Baca berita dengan sedikit iklan, klik di sini

Arsip

Berpaling dari Sosialisme Fidel Castro

Semula mengagumi Revolusi Kuba, Mario Vargas Llosa kemudian mengkritiknya. Akibatnya, ia pernah bertengkar dan meninju mata kiri peraih Nobel, Gabriel Garcia Marquez.

26 Januari 2015 | 00.00 WIB

Image of Tempo
Perbesar

Baca berita dengan sedikit iklan, klik di sini

Kasur berseprai putih tempat lahir Vargas di Casa Museo Mario Vargas Llosa, Arequipa, tampak rapi dan bersih. Dalam hologram, seorang perempuan yang berbaring di tempat tidur terlihat menggendong bayi. Ada tiga perempuan yang berdiri menemani mereka.
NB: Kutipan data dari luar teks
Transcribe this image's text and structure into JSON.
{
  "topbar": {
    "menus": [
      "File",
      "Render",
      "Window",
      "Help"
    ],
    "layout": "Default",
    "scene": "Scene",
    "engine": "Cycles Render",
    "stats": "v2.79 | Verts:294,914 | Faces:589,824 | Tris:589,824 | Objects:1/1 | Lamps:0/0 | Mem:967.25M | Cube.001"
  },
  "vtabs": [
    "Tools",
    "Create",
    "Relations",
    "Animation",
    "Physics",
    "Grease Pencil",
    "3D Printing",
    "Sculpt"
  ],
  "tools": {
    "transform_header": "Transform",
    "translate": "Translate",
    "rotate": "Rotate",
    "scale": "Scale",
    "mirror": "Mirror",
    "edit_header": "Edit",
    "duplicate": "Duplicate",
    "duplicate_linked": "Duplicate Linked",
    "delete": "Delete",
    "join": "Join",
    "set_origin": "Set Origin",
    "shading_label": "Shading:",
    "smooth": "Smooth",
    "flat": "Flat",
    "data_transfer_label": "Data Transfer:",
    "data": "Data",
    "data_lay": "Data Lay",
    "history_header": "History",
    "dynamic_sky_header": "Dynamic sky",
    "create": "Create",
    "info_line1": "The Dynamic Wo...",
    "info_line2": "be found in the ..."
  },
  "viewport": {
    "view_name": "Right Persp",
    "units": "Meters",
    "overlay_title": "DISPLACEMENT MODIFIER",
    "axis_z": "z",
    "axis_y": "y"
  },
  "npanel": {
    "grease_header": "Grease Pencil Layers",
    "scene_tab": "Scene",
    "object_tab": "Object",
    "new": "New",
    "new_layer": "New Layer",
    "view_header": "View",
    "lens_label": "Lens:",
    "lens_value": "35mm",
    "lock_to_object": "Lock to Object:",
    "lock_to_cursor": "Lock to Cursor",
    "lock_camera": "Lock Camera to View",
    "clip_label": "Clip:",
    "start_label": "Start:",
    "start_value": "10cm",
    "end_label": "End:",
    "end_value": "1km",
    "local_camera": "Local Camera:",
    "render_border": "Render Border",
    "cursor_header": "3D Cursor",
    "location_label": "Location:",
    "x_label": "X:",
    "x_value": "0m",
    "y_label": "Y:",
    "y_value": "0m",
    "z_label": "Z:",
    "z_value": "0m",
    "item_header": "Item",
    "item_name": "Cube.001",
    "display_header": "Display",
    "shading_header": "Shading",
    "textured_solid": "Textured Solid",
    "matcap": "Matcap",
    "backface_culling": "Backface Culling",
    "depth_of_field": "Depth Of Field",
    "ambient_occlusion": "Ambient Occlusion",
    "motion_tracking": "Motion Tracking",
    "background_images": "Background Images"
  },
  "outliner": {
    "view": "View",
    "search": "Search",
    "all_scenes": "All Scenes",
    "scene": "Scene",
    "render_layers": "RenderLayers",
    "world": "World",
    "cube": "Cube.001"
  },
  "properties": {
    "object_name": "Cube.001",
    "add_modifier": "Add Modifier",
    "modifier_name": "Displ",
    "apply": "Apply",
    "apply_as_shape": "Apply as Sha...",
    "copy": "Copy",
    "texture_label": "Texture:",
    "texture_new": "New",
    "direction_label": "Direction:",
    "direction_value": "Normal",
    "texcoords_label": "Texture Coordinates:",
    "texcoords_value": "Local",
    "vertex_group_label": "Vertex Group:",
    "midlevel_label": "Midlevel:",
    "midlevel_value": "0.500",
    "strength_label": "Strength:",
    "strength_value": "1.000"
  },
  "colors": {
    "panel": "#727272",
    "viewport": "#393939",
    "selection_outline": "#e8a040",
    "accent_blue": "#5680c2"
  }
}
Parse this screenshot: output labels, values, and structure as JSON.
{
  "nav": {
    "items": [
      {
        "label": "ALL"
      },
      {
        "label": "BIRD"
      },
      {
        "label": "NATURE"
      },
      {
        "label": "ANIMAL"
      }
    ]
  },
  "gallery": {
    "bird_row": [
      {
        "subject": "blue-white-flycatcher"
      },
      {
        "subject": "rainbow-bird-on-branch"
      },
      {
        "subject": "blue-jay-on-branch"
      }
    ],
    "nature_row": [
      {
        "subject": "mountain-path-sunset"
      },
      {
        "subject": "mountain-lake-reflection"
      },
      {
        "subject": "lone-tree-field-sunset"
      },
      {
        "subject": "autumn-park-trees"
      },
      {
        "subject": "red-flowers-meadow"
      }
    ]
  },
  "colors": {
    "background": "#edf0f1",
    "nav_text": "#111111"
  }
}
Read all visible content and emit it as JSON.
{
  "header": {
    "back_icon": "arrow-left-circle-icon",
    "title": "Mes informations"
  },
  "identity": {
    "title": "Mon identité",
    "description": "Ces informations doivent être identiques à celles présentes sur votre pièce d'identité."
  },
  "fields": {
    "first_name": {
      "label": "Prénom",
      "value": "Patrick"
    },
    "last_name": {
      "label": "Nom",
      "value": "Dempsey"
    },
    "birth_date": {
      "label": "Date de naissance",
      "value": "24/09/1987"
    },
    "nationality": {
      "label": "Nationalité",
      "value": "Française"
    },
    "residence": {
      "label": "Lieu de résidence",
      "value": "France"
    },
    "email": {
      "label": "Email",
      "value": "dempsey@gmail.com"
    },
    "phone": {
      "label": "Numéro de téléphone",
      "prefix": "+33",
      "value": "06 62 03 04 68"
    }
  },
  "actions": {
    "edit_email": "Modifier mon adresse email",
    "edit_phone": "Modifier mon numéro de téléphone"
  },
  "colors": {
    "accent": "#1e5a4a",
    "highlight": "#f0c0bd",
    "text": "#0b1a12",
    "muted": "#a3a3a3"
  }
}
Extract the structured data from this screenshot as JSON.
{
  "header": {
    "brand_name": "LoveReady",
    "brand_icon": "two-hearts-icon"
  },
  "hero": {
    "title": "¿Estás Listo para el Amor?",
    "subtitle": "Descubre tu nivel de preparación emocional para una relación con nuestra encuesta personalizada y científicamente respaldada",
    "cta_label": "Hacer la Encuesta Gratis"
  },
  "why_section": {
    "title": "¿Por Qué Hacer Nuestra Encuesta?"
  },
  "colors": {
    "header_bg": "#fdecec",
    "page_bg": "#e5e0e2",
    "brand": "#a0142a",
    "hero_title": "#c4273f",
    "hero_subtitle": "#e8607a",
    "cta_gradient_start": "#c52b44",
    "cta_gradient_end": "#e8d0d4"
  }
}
Perempuan dan bayinya yang baru lahir itu adalah Dora Llosa Ureta dan Mario Vargas Llosa.

Kelahiran itu menjadi peristiwa penting dalam kehidupan Vargas, anak semata wayang pasangan Ernesto Vargas Maldonado dan Dora Llosa Ureta. Orang tua Vargas telah bercerai ketika Vargas lahir pada 28 Maret 1936. Vargas berasal dari keluarga kaya di Arequipa. Kakeknya, Pedro Llosa, adalah orang Kreol, orang Eropa yang lahir di negara koloni Eropa. Keluarga Llosa sangat berkecukupan.

Pedro Llosa sukses mengelola perkebunan kapas. Kakek Vargas juga seorang konsul kehormatan untuk Peru di Bolivia. Sebagian besar warga Peru tahu keluarga Mario Vargas Llosa. Pengelola biro travel di Arequipa, Eduardo Rivera, mengatakan hampir semua orang tahu keluarga Llosa terpandang. "Keluarga mereka sangat terkenal di sini," ujarnya. Setahun setelah kelahirannya, Vargas dan ibunya pindah ke Cochabamba, Bolivia. Vargas mengikuti kakeknya yang bertugas sebagai konsul. Ia banyak menghabiskan masa kecilnya di Cochabamba.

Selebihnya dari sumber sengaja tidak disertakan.